The perceptron — one neuron
Before we begin
Every neural network is built from the same brick: a perceptron (one artificial neuron).
Output = activation(weights · inputs + bias)
Module 1 dot products appear again — now with a bias and a non-linear activation.
Figure
Anatomy of one neuron
What you will learn
- Compute a perceptron output step by step.
- Explain linear separability.
- State why XOR needs more than one layer.
Before this lesson
The formula
For inputs and weights :
z = b + w₁x₁ + w₂x₂ + … + wₙxₙ
Then a = activation(z) — e.g. ReLU(z) or sigmoid(z).
- b — bias (shifts the decision boundary)
- w — how much each input matters
This is exactly a dot product plus bias, then a function.
Tiny numeric example
Inputs x = [2, 1], weights w = [0.5, -1], bias b = 0.2
z = 0.2 + 0.5×2 + (-1)×1 = 0.2 + 1 - 1 = 0.2
If activation is ReLU: a = max(0, 0.2) = 0.2
If activation is step (z > 0 → 1 else 0): output = 1
Decision boundary intuition
One neuron with a linear activation before threshold draws a straight line (or hyperplane in higher dimensions) separating “activate” vs “don’t.”

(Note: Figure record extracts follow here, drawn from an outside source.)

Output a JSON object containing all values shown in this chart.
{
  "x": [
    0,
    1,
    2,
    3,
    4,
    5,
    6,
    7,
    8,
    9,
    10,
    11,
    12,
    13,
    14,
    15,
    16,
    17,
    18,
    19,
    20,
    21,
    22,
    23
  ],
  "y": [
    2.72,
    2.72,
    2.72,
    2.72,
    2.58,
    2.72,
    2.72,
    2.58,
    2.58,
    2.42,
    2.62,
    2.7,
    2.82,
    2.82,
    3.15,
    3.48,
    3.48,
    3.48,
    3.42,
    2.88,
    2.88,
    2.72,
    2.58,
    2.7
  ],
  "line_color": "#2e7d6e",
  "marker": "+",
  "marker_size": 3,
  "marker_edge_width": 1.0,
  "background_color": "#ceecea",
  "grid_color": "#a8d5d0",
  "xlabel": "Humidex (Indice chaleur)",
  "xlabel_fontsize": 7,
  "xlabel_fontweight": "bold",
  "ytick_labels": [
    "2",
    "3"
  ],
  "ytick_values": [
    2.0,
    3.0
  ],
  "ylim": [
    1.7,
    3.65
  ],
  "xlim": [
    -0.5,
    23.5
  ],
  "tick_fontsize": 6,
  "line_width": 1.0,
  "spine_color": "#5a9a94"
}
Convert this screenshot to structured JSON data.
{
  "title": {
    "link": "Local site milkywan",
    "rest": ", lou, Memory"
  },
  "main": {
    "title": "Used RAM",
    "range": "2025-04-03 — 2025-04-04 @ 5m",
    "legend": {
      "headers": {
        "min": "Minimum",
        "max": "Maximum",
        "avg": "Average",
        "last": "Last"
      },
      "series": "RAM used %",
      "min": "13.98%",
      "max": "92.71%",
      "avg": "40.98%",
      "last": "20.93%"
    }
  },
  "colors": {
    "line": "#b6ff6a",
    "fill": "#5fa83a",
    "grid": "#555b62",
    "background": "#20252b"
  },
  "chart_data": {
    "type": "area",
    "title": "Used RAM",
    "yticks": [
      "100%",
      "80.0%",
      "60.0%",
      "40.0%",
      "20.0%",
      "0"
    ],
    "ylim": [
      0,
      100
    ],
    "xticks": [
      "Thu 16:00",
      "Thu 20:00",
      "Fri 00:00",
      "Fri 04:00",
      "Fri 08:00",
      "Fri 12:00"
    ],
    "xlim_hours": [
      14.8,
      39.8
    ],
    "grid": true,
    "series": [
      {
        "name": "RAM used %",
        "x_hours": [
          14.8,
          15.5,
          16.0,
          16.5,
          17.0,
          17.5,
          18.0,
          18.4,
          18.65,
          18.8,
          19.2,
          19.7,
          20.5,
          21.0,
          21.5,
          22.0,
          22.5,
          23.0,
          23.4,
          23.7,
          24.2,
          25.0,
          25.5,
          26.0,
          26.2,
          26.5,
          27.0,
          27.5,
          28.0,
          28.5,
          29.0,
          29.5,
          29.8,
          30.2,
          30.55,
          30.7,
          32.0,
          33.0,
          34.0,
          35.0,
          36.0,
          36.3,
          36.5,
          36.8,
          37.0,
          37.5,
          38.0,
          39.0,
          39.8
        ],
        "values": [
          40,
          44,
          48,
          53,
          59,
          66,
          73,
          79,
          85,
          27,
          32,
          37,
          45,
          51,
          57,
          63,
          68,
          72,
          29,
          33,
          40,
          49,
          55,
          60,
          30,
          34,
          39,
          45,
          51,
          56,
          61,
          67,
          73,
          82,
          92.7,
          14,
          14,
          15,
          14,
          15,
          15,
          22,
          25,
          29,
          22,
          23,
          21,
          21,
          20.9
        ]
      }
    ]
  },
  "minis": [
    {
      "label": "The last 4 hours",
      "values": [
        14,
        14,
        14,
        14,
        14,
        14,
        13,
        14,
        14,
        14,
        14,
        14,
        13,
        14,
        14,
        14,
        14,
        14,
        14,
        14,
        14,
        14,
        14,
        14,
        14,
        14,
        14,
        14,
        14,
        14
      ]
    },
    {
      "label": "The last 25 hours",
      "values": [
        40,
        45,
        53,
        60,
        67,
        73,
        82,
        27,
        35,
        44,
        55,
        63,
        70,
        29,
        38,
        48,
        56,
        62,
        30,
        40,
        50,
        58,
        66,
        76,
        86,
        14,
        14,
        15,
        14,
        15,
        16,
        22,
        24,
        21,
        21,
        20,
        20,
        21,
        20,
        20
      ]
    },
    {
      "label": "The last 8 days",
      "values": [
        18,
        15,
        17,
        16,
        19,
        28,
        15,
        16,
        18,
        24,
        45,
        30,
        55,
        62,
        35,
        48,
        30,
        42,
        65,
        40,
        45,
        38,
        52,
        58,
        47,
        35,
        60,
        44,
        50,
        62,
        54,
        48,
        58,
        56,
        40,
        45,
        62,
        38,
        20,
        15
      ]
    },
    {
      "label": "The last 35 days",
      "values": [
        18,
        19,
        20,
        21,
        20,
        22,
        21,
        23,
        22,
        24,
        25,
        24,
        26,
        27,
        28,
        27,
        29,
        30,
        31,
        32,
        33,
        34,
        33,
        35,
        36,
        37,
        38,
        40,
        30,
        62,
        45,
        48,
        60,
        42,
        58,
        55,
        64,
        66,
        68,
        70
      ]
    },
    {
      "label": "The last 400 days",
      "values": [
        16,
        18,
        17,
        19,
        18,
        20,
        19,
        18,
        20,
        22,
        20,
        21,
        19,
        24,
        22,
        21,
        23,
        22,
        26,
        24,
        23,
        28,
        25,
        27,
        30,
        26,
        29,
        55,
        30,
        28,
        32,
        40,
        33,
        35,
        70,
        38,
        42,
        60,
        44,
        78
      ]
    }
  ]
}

It can learn AND and OR gates with the right weights. It cannot learn XOR alone — no single straight line separates XOR’s 1s from 0s.
That limitation motivated multi-layer networks — hidden neurons build new features, then the output combines them.
Checkpoint
Can one perceptron classify XOR perfectly?
Answer sketch
No. XOR is not linearly separable. You need at least one hidden layer (or a curved boundary).